Risk-Adjusted Performance

3 of 100

 
Weak
 
Strong
Insignificant
Compared to the overall equity markets, risk-adjusted returns on investments in Fuji Electric Co are ranked lower than 3 (%) of all global equities and portfolios over the last 90 days. In spite of fairly strong basic indicators, Fuji Electric is not utilizing all of its potentials. The current stock price disturbance, may contribute to short-term losses for the investors.
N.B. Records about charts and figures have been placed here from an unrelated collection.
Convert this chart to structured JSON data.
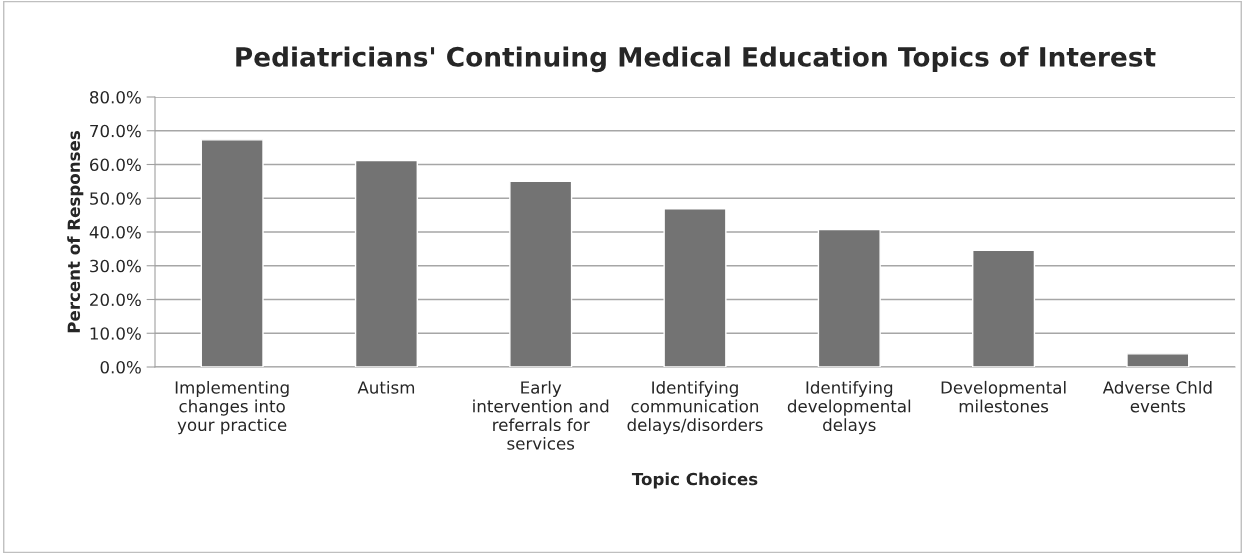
{
  "chart_data": {
    "type": "bar",
    "title": "Pediatricians' Continuing Medical Education Topics of Interest",
    "xlabel": "Topic Choices",
    "ylabel": "Percent of Responses",
    "categories": [
      "Implementing\nchanges into\nyour practice",
      "Autism",
      "Early\nintervention and\nreferrals for\nservices",
      "Identifying\ncommunication\ndelays/disorders",
      "Identifying\ndevelopmental\ndelays",
      "Developmental\nmilestones",
      "Adverse Chld\nevents"
    ],
    "values": [
      67.3,
      61.2,
      55.0,
      46.9,
      40.7,
      34.6,
      3.9
    ],
    "color": "#737373",
    "ylim": [
      0,
      80
    ],
    "yticks": [
      {
        "value": 0,
        "label": "0.0%"
      },
      {
        "value": 10,
        "label": "10.0%"
      },
      {
        "value": 20,
        "label": "20.0%"
      },
      {
        "value": 30,
        "label": "30.0%"
      },
      {
        "value": 40,
        "label": "40.0%"
      },
      {
        "value": 50,
        "label": "50.0%"
      },
      {
        "value": 60,
        "label": "60.0%"
      },
      {
        "value": 70,
        "label": "70.0%"
      },
      {
        "value": 80,
        "label": "80.0%"
      }
    ],
    "grid": "y",
    "legend": false
  }
}
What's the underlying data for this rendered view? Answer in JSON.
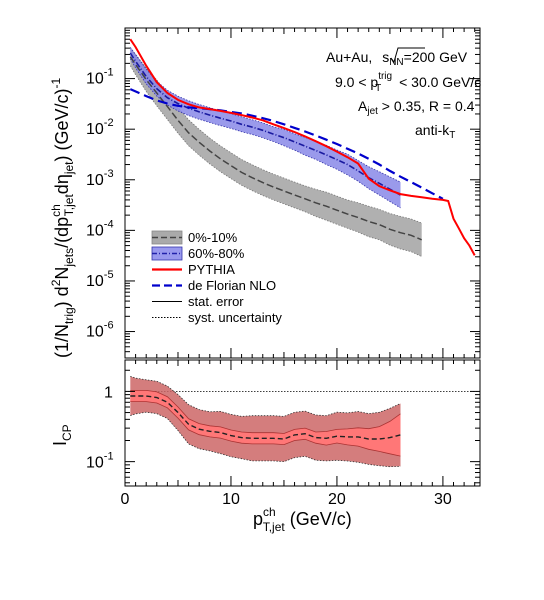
{
  "chart_data": [
    {
      "type": "line",
      "panel": "upper",
      "x_axis_scale": "linear",
      "y_axis_scale": "log",
      "xlim": [
        0,
        33.5
      ],
      "ylim": [
        3e-07,
        1
      ],
      "y_ticks": [
        {
          "value": 0.1,
          "mant": "10",
          "exp": "-1"
        },
        {
          "value": 0.01,
          "mant": "10",
          "exp": "-2"
        },
        {
          "value": 0.001,
          "mant": "10",
          "exp": "-3"
        },
        {
          "value": 0.0001,
          "mant": "10",
          "exp": "-4"
        },
        {
          "value": 1e-05,
          "mant": "10",
          "exp": "-5"
        },
        {
          "value": 1e-06,
          "mant": "10",
          "exp": "-6"
        }
      ],
      "ylabel": {
        "part1": "(1/N",
        "sub1": "trig",
        "part2": ") d",
        "sup2": "2",
        "part3": "N",
        "sub3": "jets",
        "part4": "/(dp",
        "sup4": "ch",
        "sub4": "T,jet",
        "part5": "d",
        "greek5": "η",
        "sub5": "jet",
        "part6": ")  (GeV/c)",
        "sup6": "-1"
      },
      "annotations": {
        "system": "Au+Au, ",
        "sqrt_s": "s",
        "sqrt_s_sub": "NN",
        "energy": "=200 GeV",
        "trig_range_left": "9.0 < p",
        "trig_range_sup": "trig",
        "trig_range_sub": "T",
        "trig_range_right": " < 30.0 GeV/c",
        "ajet_left": "A",
        "ajet_sub": "jet",
        "ajet_right": " > 0.35, R = 0.4",
        "algo": "anti-k",
        "algo_sub": "T"
      },
      "legend": {
        "position": "center-left",
        "entries": [
          {
            "label": "0%-10%",
            "style": "gray-band-dashed"
          },
          {
            "label": "60%-80%",
            "style": "blue-band-dashdot"
          },
          {
            "label": "PYTHIA",
            "style": "red-line"
          },
          {
            "label": "de Florian NLO",
            "style": "blue-dashed"
          },
          {
            "label": "stat. error",
            "style": "thin-line"
          },
          {
            "label": "syst. uncertainty",
            "style": "dotted-line"
          }
        ]
      },
      "series": [
        {
          "name": "0%-10%",
          "color": "#999999",
          "x": [
            0.5,
            1,
            2,
            3,
            4,
            5,
            6,
            7,
            8,
            9,
            10,
            11,
            12,
            13,
            14,
            15,
            16,
            17,
            18,
            19,
            20,
            21,
            22,
            23,
            24,
            25,
            26,
            27,
            28
          ],
          "y": [
            0.27,
            0.19,
            0.095,
            0.052,
            0.028,
            0.015,
            0.0085,
            0.0055,
            0.0037,
            0.0026,
            0.0019,
            0.0014,
            0.0011,
            0.00088,
            0.00072,
            0.0006,
            0.0005,
            0.00042,
            0.00035,
            0.0003,
            0.00025,
            0.00021,
            0.00018,
            0.00015,
            0.00013,
            0.000105,
            9e-05,
            8e-05,
            6.5e-05
          ],
          "sys_factor": [
            1.5,
            1.6,
            1.7,
            1.8,
            1.8,
            1.8,
            1.8,
            1.8,
            1.8,
            1.8,
            1.8,
            1.8,
            1.8,
            1.8,
            1.8,
            1.8,
            1.8,
            1.8,
            1.85,
            1.9,
            1.9,
            1.9,
            1.95,
            2.0,
            2.0,
            2.05,
            2.1,
            2.1,
            2.15
          ]
        },
        {
          "name": "60%-80%",
          "color": "#6666dd",
          "x": [
            0.5,
            1,
            2,
            3,
            4,
            5,
            6,
            7,
            8,
            9,
            10,
            11,
            12,
            13,
            14,
            15,
            16,
            17,
            18,
            19,
            20,
            21,
            22,
            23,
            24,
            25,
            26
          ],
          "y": [
            0.32,
            0.22,
            0.11,
            0.063,
            0.042,
            0.032,
            0.026,
            0.022,
            0.019,
            0.0165,
            0.0145,
            0.0125,
            0.011,
            0.0095,
            0.008,
            0.0068,
            0.0056,
            0.0046,
            0.0038,
            0.0031,
            0.0025,
            0.002,
            0.0015,
            0.0011,
            0.00085,
            0.00065,
            0.0005
          ],
          "sys_factor": [
            1.3,
            1.35,
            1.4,
            1.4,
            1.4,
            1.4,
            1.4,
            1.4,
            1.4,
            1.4,
            1.4,
            1.4,
            1.4,
            1.4,
            1.4,
            1.45,
            1.45,
            1.5,
            1.5,
            1.55,
            1.55,
            1.6,
            1.6,
            1.65,
            1.7,
            1.75,
            1.8
          ]
        },
        {
          "name": "PYTHIA",
          "color": "#ff0000",
          "x": [
            0.5,
            1,
            2,
            3,
            4,
            5,
            6,
            7,
            8,
            9,
            10,
            11,
            12,
            13,
            14,
            15,
            16,
            17,
            18,
            19,
            20,
            21,
            22,
            23,
            24,
            25,
            26,
            27,
            28,
            29,
            30,
            30.5,
            31,
            31.5,
            32,
            32.5,
            33
          ],
          "y": [
            0.6,
            0.42,
            0.18,
            0.085,
            0.052,
            0.038,
            0.031,
            0.027,
            0.025,
            0.023,
            0.021,
            0.019,
            0.017,
            0.015,
            0.0125,
            0.0105,
            0.0088,
            0.0072,
            0.0058,
            0.0046,
            0.0036,
            0.0028,
            0.0021,
            0.00105,
            0.00075,
            0.00062,
            0.00052,
            0.00048,
            0.00045,
            0.00042,
            0.0004,
            0.00038,
            0.00017,
            0.00011,
            7e-05,
            5e-05,
            3.2e-05
          ]
        },
        {
          "name": "de Florian NLO",
          "color": "#0000cc",
          "x": [
            0.5,
            2,
            3,
            4,
            5,
            6,
            7,
            8,
            9,
            10,
            11,
            12,
            13,
            14,
            15,
            16,
            17,
            18,
            19,
            20,
            21,
            22,
            23,
            24,
            25,
            26,
            27,
            28,
            29,
            30
          ],
          "y": [
            0.062,
            0.045,
            0.037,
            0.032,
            0.029,
            0.027,
            0.026,
            0.025,
            0.0235,
            0.022,
            0.0205,
            0.0185,
            0.0165,
            0.0145,
            0.0125,
            0.0106,
            0.009,
            0.0075,
            0.0062,
            0.0051,
            0.0041,
            0.0033,
            0.0026,
            0.002,
            0.0015,
            0.00115,
            0.0009,
            0.0007,
            0.00054,
            0.00042
          ]
        }
      ]
    },
    {
      "type": "line",
      "panel": "lower",
      "x_axis_scale": "linear",
      "y_axis_scale": "log",
      "xlim": [
        0,
        33.5
      ],
      "ylim": [
        0.045,
        2.8
      ],
      "x_ticks": [
        0,
        10,
        20,
        30
      ],
      "y_ticks": [
        {
          "value": 1,
          "label": "1"
        },
        {
          "value": 0.1,
          "mant": "10",
          "exp": "-1"
        }
      ],
      "reference_line": 1,
      "ylabel": {
        "main": "I",
        "sub": "CP"
      },
      "xlabel": {
        "main": "p",
        "sup": "ch",
        "sub": "T,jet",
        "unit": " (GeV/c)"
      },
      "series": [
        {
          "name": "I_CP",
          "color": "#ff5555",
          "x": [
            0.5,
            1,
            2,
            3,
            4,
            5,
            6,
            7,
            8,
            9,
            10,
            11,
            12,
            13,
            14,
            15,
            16,
            17,
            18,
            19,
            20,
            21,
            22,
            23,
            24,
            25,
            26
          ],
          "y": [
            0.86,
            0.86,
            0.86,
            0.82,
            0.7,
            0.5,
            0.34,
            0.29,
            0.27,
            0.26,
            0.235,
            0.22,
            0.215,
            0.215,
            0.215,
            0.21,
            0.24,
            0.25,
            0.22,
            0.215,
            0.23,
            0.225,
            0.225,
            0.21,
            0.21,
            0.22,
            0.24
          ],
          "stat_factor": [
            1.2,
            1.2,
            1.2,
            1.2,
            1.2,
            1.2,
            1.2,
            1.2,
            1.2,
            1.2,
            1.2,
            1.2,
            1.2,
            1.2,
            1.2,
            1.2,
            1.2,
            1.2,
            1.2,
            1.25,
            1.25,
            1.3,
            1.35,
            1.4,
            1.5,
            1.7,
            2.0
          ],
          "sys_factor": [
            1.9,
            1.8,
            1.7,
            1.7,
            1.7,
            1.8,
            1.9,
            1.9,
            1.9,
            2.0,
            2.0,
            2.0,
            2.1,
            2.1,
            2.1,
            2.1,
            2.1,
            2.1,
            2.1,
            2.1,
            2.2,
            2.2,
            2.3,
            2.3,
            2.4,
            2.6,
            2.8
          ]
        }
      ]
    }
  ]
}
GM and Fuji Electric Volatility Contrast

   Predicted Return Density   
       Returns  

Pair Trading with GM and Fuji Electric

The main advantage of trading using opposite GM and Fuji Electric positions is that it hedges away some unsystematic risk. Because of two separate transactions, even if GM position performs unexpectedly, Fuji Electric can make up some of the losses. Pair trading also minimizes risk from directional movements in the market. For example, if an entire industry or sector drops because of unexpected headlines, the short position in Fuji Electric will offset losses from the drop in Fuji Electric's long position.
The idea behind General Motors and Fuji Electric Co pairs trading is to make the combined position market-neutral, meaning the overall market's direction will not affect its win or loss (or potential downside or upside). This can be achieved by designing a pairs trade with two highly correlated stocks or equities that operate in a similar space or sector, making it possible to obtain profits through simple and relatively low-risk investment.
Check out your portfolio center.
Note that this page's information should be used as a complementary analysis to find the right mix of equity instruments to add to your existing portfolios or create a brand new portfolio. You can also try the Economic Indicators module to top statistical indicators that provide insights into how an economy is performing.